IperionX arrives at its June 16 earnings event with short sellers pulling back even as the stock recovers — a shift in tone from the positioning picture that defined the previous preview ten days ago.
Short interest has retreated meaningfully over the past week. Bears have trimmed positions by roughly 4% in seven days, bringing short interest down to 8.6% of the free float — still a material level for a diversified metals name, but moving in the wrong direction for the bear case. Days to cover remain high at 17.7, reflecting how thinly traded the stock is relative to the short position. The borrow market itself is well-supplied: availability has widened sharply to 285%, up 36% week-on-week, meaning there is now nearly three times as much stock available to borrow as is currently borrowed. Borrowing costs have edged down slightly on the week at 3.3%, though they remain about a third higher than a month ago. The ORTEX short score has drifted lower — from 75.5 ten days ago to 72.5 now — consistent with that gradual unwind. The stock jumped 6.3% on Monday to A$5.44, its best single-session move in weeks, and is essentially flat on the week.

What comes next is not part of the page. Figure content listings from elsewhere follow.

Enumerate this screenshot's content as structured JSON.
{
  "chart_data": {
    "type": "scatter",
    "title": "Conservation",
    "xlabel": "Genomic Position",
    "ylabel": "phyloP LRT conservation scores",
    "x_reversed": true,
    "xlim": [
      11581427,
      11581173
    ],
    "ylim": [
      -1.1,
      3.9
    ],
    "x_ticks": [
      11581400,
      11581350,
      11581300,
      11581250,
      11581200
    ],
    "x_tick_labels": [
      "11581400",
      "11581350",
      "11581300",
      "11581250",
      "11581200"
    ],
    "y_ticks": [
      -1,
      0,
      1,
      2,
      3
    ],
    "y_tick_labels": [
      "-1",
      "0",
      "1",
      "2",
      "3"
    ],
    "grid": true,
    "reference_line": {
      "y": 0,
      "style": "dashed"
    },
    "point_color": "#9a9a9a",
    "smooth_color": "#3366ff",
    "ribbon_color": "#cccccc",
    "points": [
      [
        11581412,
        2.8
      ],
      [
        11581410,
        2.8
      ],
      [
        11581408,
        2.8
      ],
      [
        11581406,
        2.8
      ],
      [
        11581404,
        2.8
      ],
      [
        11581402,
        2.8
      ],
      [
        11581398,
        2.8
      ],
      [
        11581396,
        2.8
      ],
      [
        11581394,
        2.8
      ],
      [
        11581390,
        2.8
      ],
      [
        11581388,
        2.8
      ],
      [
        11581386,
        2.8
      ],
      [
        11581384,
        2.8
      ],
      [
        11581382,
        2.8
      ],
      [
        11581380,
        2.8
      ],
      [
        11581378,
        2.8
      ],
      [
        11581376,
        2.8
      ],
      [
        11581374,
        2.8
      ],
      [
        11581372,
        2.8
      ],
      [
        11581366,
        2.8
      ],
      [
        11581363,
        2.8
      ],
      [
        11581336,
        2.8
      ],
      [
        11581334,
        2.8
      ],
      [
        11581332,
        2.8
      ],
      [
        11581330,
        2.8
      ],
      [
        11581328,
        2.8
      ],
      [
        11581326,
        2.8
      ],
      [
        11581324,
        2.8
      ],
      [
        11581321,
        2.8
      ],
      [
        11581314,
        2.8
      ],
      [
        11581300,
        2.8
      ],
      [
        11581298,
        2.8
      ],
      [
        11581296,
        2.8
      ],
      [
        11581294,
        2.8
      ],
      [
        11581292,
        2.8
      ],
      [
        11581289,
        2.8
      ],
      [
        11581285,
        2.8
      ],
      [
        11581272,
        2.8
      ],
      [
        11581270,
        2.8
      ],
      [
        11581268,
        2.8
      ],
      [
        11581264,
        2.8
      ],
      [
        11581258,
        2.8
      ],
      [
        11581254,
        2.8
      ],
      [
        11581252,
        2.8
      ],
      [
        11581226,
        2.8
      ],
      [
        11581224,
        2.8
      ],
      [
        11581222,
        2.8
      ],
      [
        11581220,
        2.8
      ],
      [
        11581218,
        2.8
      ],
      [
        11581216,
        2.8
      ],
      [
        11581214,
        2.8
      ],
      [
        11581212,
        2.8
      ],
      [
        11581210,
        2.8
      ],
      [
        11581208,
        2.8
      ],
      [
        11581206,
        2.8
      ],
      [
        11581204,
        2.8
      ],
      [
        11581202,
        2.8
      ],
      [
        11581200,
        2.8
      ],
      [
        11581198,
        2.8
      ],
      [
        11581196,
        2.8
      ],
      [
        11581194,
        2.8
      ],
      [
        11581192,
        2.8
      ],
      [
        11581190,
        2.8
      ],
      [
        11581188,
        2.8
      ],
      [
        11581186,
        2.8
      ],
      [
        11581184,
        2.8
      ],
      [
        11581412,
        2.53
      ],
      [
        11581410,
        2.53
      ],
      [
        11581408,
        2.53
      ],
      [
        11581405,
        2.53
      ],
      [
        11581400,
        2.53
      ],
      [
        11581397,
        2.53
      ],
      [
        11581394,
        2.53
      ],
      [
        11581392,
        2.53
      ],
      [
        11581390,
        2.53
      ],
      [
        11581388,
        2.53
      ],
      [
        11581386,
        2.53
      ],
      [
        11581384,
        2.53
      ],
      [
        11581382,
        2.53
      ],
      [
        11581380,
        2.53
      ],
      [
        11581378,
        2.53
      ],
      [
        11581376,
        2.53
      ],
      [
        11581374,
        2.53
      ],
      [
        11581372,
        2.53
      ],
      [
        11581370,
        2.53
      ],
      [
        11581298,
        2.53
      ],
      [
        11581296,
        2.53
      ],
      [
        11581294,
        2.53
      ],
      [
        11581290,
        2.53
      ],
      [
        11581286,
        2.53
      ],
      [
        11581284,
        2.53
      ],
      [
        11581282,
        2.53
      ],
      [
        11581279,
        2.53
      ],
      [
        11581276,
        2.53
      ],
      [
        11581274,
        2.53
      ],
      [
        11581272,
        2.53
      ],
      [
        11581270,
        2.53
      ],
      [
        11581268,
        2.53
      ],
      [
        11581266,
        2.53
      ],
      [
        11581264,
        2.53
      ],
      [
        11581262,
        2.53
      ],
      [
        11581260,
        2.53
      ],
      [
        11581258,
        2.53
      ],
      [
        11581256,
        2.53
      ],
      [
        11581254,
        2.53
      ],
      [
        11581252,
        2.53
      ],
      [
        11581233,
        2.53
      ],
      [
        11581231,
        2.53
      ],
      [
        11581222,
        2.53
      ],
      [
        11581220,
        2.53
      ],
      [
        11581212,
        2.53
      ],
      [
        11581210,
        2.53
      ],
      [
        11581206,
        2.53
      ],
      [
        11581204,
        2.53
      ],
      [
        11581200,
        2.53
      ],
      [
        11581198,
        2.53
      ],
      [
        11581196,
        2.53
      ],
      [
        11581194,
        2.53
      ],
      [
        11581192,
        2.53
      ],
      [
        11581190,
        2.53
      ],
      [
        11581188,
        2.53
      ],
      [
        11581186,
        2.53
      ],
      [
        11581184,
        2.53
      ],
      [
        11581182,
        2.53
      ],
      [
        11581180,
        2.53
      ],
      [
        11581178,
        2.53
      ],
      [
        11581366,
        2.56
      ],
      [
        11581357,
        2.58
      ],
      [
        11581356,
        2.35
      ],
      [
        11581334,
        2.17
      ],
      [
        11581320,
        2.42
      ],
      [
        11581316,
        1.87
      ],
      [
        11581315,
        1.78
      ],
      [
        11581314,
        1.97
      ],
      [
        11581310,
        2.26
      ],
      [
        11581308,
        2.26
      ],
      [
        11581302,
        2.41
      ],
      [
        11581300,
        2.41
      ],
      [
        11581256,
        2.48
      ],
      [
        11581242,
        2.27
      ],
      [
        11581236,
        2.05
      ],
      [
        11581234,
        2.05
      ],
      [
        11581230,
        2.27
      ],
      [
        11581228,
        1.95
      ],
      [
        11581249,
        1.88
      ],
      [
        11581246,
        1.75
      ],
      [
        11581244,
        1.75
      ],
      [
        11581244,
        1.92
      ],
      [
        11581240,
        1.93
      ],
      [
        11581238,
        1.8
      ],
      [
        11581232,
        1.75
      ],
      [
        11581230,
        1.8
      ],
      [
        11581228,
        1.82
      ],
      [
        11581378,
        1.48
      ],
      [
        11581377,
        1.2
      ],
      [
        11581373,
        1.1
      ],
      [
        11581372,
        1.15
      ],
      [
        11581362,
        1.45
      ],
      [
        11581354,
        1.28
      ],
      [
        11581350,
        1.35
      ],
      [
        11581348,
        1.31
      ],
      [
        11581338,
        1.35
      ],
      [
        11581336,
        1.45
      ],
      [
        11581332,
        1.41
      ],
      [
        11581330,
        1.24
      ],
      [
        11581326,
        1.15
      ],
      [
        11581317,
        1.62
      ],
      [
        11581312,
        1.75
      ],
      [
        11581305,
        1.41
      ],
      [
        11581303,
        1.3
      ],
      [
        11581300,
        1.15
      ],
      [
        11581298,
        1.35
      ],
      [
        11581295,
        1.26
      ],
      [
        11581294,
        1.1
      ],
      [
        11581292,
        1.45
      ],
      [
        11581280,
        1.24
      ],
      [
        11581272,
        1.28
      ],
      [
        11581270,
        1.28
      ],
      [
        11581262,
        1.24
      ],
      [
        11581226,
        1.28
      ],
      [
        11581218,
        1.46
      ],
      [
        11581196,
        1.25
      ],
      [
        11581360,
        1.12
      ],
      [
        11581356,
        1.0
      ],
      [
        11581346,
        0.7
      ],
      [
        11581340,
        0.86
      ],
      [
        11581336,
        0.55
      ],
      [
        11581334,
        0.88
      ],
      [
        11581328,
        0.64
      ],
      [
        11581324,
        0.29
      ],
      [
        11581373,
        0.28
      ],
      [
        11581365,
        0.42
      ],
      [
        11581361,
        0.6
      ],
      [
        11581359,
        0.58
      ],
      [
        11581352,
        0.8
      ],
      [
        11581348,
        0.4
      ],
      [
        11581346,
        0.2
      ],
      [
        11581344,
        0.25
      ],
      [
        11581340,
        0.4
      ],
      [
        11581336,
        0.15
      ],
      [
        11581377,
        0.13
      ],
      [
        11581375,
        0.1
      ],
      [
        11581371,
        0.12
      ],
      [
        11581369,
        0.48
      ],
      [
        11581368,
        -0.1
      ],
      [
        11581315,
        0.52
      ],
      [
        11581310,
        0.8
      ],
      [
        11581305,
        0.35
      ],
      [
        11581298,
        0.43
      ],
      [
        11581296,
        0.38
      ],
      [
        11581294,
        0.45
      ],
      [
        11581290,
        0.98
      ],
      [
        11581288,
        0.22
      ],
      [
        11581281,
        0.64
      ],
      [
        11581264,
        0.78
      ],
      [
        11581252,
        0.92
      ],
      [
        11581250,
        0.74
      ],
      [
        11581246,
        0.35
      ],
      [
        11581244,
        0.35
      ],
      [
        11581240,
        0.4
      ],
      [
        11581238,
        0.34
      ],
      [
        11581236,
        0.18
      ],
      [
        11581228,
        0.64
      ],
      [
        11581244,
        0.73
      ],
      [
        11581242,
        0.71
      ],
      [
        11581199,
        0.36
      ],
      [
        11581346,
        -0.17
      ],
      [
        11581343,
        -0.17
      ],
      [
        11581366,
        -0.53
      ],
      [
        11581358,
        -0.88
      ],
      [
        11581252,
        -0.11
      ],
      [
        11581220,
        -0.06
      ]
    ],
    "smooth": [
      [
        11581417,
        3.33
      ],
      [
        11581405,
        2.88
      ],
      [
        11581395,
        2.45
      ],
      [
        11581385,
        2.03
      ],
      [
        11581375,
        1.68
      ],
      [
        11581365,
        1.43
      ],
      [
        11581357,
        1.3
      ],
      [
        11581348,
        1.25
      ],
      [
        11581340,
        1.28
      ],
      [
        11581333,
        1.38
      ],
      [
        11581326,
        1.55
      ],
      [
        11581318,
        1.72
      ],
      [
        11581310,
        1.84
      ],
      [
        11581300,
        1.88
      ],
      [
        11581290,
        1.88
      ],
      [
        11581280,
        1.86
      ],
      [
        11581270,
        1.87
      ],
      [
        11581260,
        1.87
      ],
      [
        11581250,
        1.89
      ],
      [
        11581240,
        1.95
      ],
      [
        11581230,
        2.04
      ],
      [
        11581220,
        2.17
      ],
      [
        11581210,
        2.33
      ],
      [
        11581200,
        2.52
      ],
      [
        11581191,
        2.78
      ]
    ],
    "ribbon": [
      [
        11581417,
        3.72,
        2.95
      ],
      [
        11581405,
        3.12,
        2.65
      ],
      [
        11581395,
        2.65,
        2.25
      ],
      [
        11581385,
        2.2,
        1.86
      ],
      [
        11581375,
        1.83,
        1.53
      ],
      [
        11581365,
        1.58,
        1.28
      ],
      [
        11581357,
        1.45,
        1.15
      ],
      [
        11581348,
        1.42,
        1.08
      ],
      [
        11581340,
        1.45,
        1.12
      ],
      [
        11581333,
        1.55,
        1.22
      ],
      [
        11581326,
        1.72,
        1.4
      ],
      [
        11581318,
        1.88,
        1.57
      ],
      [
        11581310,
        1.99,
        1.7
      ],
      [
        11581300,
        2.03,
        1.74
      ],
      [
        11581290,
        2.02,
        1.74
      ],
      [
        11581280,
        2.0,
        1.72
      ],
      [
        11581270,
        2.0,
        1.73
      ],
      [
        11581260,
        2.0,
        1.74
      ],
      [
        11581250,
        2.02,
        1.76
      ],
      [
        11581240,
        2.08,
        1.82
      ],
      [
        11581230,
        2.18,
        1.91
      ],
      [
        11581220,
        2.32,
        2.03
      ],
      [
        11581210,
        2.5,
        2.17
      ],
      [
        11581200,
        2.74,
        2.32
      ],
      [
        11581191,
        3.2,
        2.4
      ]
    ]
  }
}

The bull case rests on two pillars that have not changed since the June 6 preview. Executive Chairman Todd Hannigan and CEO Taso Arima each made open-market purchases in late March and late April at prices between A$3.20 and A$4.50, committing a combined ~A$2.3 million of personal capital near the lows. Those positions are now materially in the money. The 90-day net insider position across the company remains firmly in buying territory at 1.43 million shares. Van Eck, the second-largest holder, added over 15 million shares as recently as May 31 — a 51% increase in its position — making it a conviction-sized bet from a firm that tracks critical minerals closely. A recent note flags a rare earth separation breakthrough at IperionX's processing facility, moving the company closer to production phase in the context of Western governments' drive for non-Chinese supply chains. The three buy-rated analysts on the stock carry no recent target changes in the data, so the consensus view has not shifted ahead of today.
The bear case is harder to dismiss entirely at 8.6% of float. A history of sharp downside reactions around events — including a 26% single-day drop and a 50% five-day loss following the March 12 event — means the short book is not irrational, even if it is shrinking. The previous print on April 27 produced an 8.3% gain and a 14.5% five-day move, showing the reaction profile is highly asymmetric and event-dependent. Peers are broadly moving in the same direction today: SBM gained 6.4%, AMI 10.3%, and A1M 10.5% on the session, suggesting sector tailwinds rather than company-specific momentum driving the Monday bounce.
Today's print is therefore less a test of whether the critical minerals thesis is intact and more a question of whether IperionX can show commercial progress — permitting, offtake, or capital allocation — that justifies the distance between the current price and the insider-implied value embedded in those late-April buys.